- Singapore's residue stocks edge up 1% to 7-week high, bunker demand stable
Singapore's commercial onshore residue stocks inched up 0.8% week on week to 24.237 million barrels in the week ended Oct. 7, Enterprise Singapore data showed, edging up for the fourth straight week to a seven-week high as imports continued to outpace exports, while bunker demand remained stable.
Stocks were last higher Aug. 19 at 25.485 million barrels, historical data showed.
Fuel oil imports fell 54.6% in the week ended Oct. 7 to 488,596 mt, while fuel oil exports fell 33.6% to 231,766 mt, the data showed. High sulfur fuel exports to Saudi Arabia and Bangladesh typically ease after the peak summer demand season.
There were no fuel oil exports to Saudi Arabia, New Caledonia or South Korea in the week, while volumes to Bangladesh, a regular buyer of Singapore fuel oil for both power and bunkering, fell 64.2% to 40,203 mt. Exports to Malaysia fell 44.6% on week to 28,064 mt, the data showed.
Fuel oil imports were likely to decline in October from September as Asian prices were relatively weak when October-arrival cargoes were traded, traders said.
Imports from most regions fell over Oct. 1-7, while a 41,105 mt shipment arrived from Algeria in the week after no arrivals from Africa the week before.
There were no imports from the Americas in the week, while arrivals from the Middle East fell 62.8% to 49,824 mt, all from Iraq, which typically supplies straight-run fuel oil.
Arrivals from Europe fell 69.8% on week to 42,984 mt, all of it from Italy and the UK, while intra-Asian arrivals, which comprise most of Singapore's imports, fell 46.7% to 308,637 mt on the back of a 52.8% fall in imports from Malaysia to 212,635 mt, the data showed.
BUNKER DEMAND STABLE
Demand for low sulfur bunker fuel in Singapore was largely stable in the week to Oct. 7 from the week before, traders said.
A Singapore-based bunker trader said he had received more inquiries for low sulfur marine gasoil the previous week as its premium to low sulfur fuel oil had narrowed, but demand had tapered off in the week to Oct. 7, even though the spread had narrowed further.
"Most of our inquiries this week are for LSFO," the trader added.
LSMGO averaged $5.50/mt higher than LSFO over Oct. 5-8, S&P, narrowing from $8.20/mt in the week to Oct. 2, S&P Global Platts data showed.

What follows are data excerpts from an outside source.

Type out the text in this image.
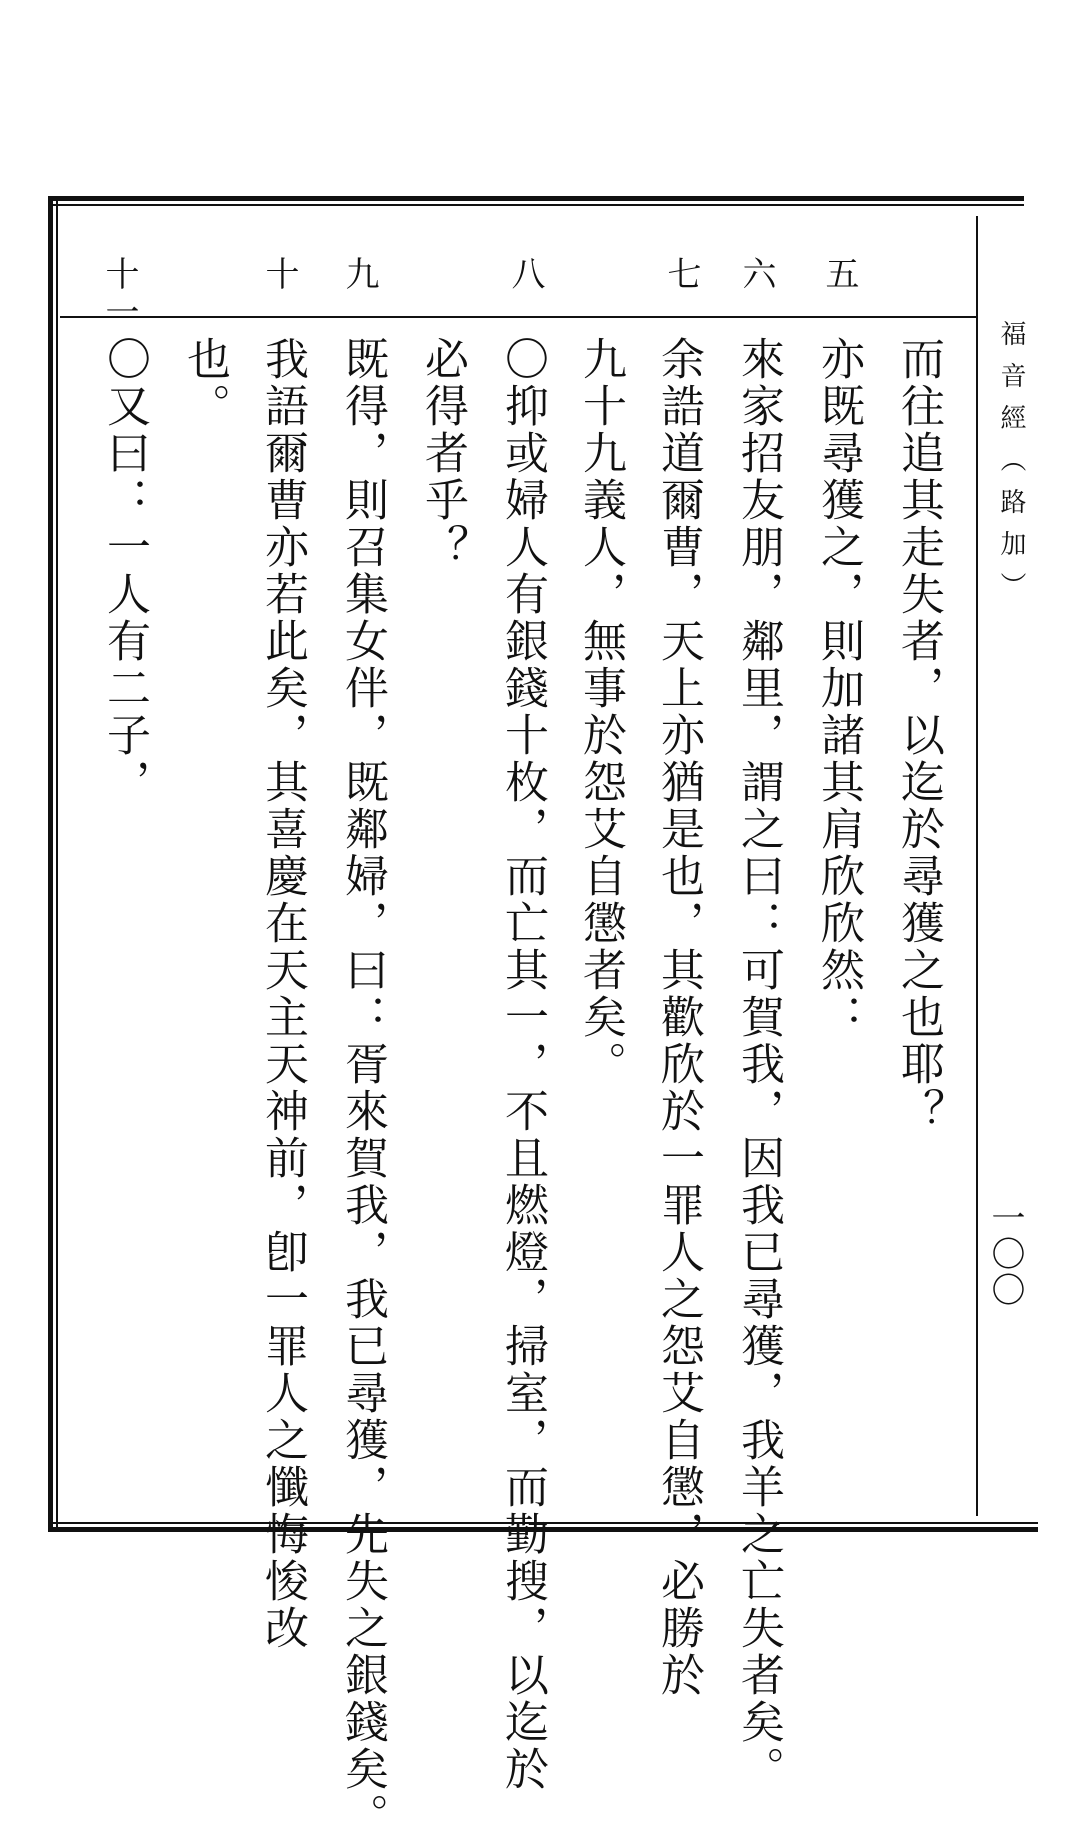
五
六
七
八
九
十
十一
而往追其走失者，以迄於尋獲之也耶？
亦既尋獲之，則加諸其肩欣欣然：
來家招友朋，鄰里，謂之曰：可賀我，因我已尋獲，我羊之亡失者矣。
余誥道爾曹，天上亦猶是也，其歡欣於一罪人之怨艾自懲，必勝於
九十九義人，無事於怨艾自懲者矣。
〇抑或婦人有銀錢十枚，而亡其一，不且燃燈，掃室，而勤搜，以迄於
必得者乎？
既得，則召集女伴，既鄰婦，曰：胥來賀我，我已尋獲，先失之銀錢矣。
我語爾曹亦若此矣，其喜慶在天主天神前，卽一罪人之懺悔悛改
也。
〇又曰：一人有二子，	福音經（路加）
一〇〇
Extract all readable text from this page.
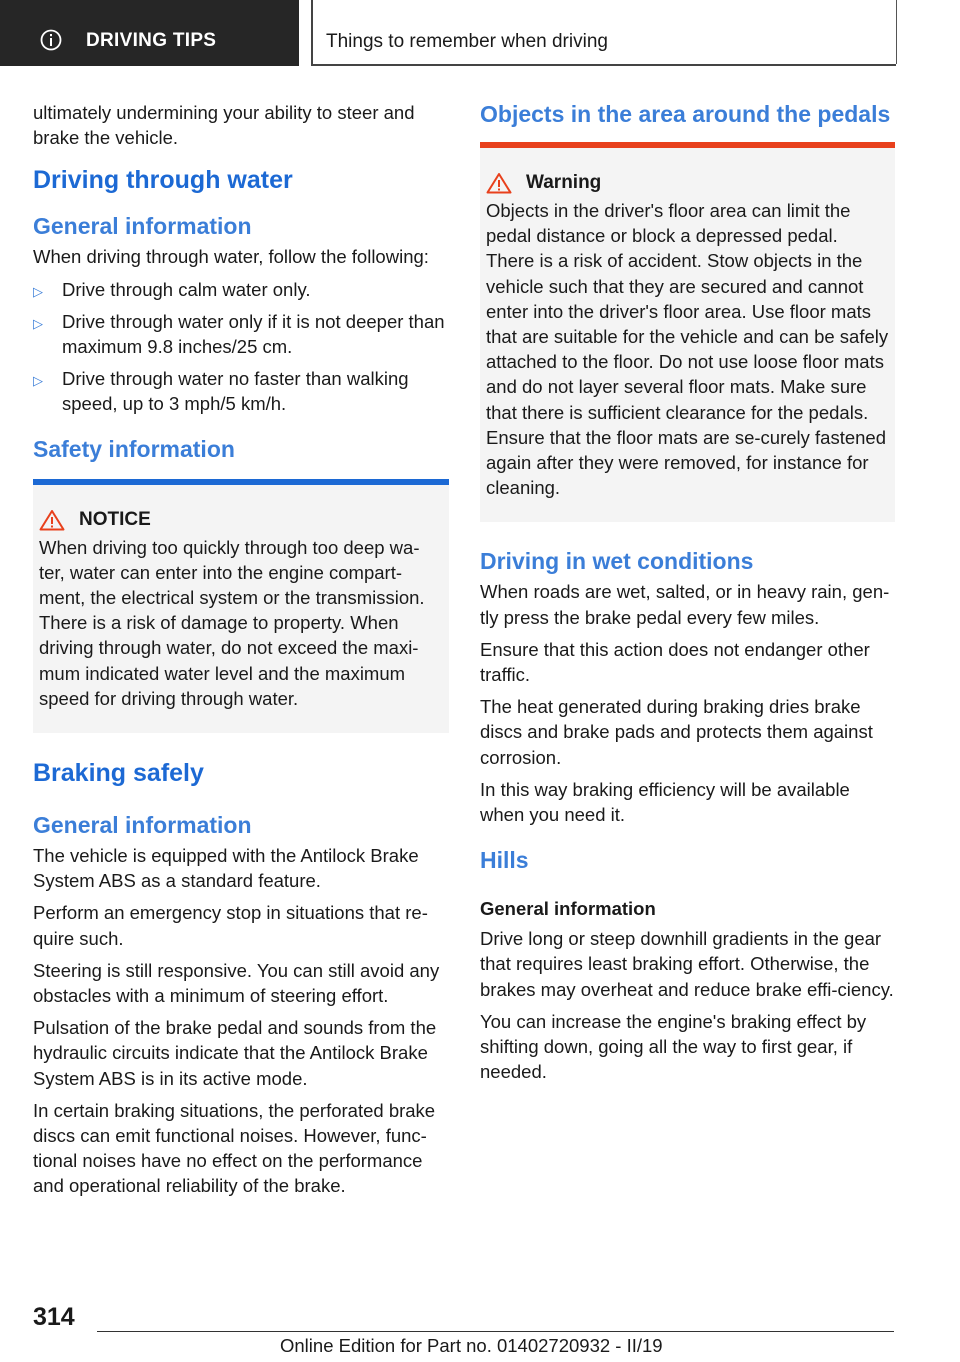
DRIVING TIPS	Things to remember when driving

ultimately undermining your ability to steer and brake the vehicle.

Driving through water
General information

When driving through water, follow the following:

▷ Drive through calm water only.
▷ Drive through water only if it is not deeper than maximum 9.8 inches/25 cm.
▷ Drive through water no faster than walking speed, up to 3 mph/5 km/h.
Safety information
NOTICE

When driving too quickly through too deep wa-ter, water can enter into the engine compart-ment, the electrical system or the transmission. There is a risk of damage to property. When driving through water, do not exceed the maxi-mum indicated water level and the maximum speed for driving through water.

Braking safely
General information

The vehicle is equipped with the Antilock Brake System ABS as a standard feature.

Perform an emergency stop in situations that re-quire such.

Steering is still responsive. You can still avoid any obstacles with a minimum of steering effort.

Pulsation of the brake pedal and sounds from the hydraulic circuits indicate that the Antilock Brake System ABS is in its active mode.

In certain braking situations, the perforated brake discs can emit functional noises. However, func-tional noises have no effect on the performance and operational reliability of the brake.

Objects in the area around the pedals
Warning

Objects in the driver's floor area can limit the pedal distance or block a depressed pedal. There is a risk of accident. Stow objects in the vehicle such that they are secured and cannot enter into the driver's floor area. Use floor mats that are suitable for the vehicle and can be safely attached to the floor. Do not use loose floor mats and do not layer several floor mats. Make sure that there is sufficient clearance for the pedals. Ensure that the floor mats are se-curely fastened again after they were removed, for instance for cleaning.

Driving in wet conditions

When roads are wet, salted, or in heavy rain, gen-tly press the brake pedal every few miles.

Ensure that this action does not endanger other traffic.

The heat generated during braking dries brake discs and brake pads and protects them against corrosion.

In this way braking efficiency will be available when you need it.

Hills
General information

Drive long or steep downhill gradients in the gear that requires least braking effort. Otherwise, the brakes may overheat and reduce brake effi-ciency.

You can increase the engine's braking effect by shifting down, going all the way to first gear, if needed.

314
Online Edition for Part no. 01402720932 - II/19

Market participants said demand shift to LSMGO from LSFO was limited as buyers do not typically inquire after LSMGO unless supply of LSFO was tight. This occurred during the IMO 2020 transition in January when LSFO was scarce.
"We don’t necessarily have to buy LSMGO just because the spread is narrowing. We usually opt for LSFO first," a shipowner said.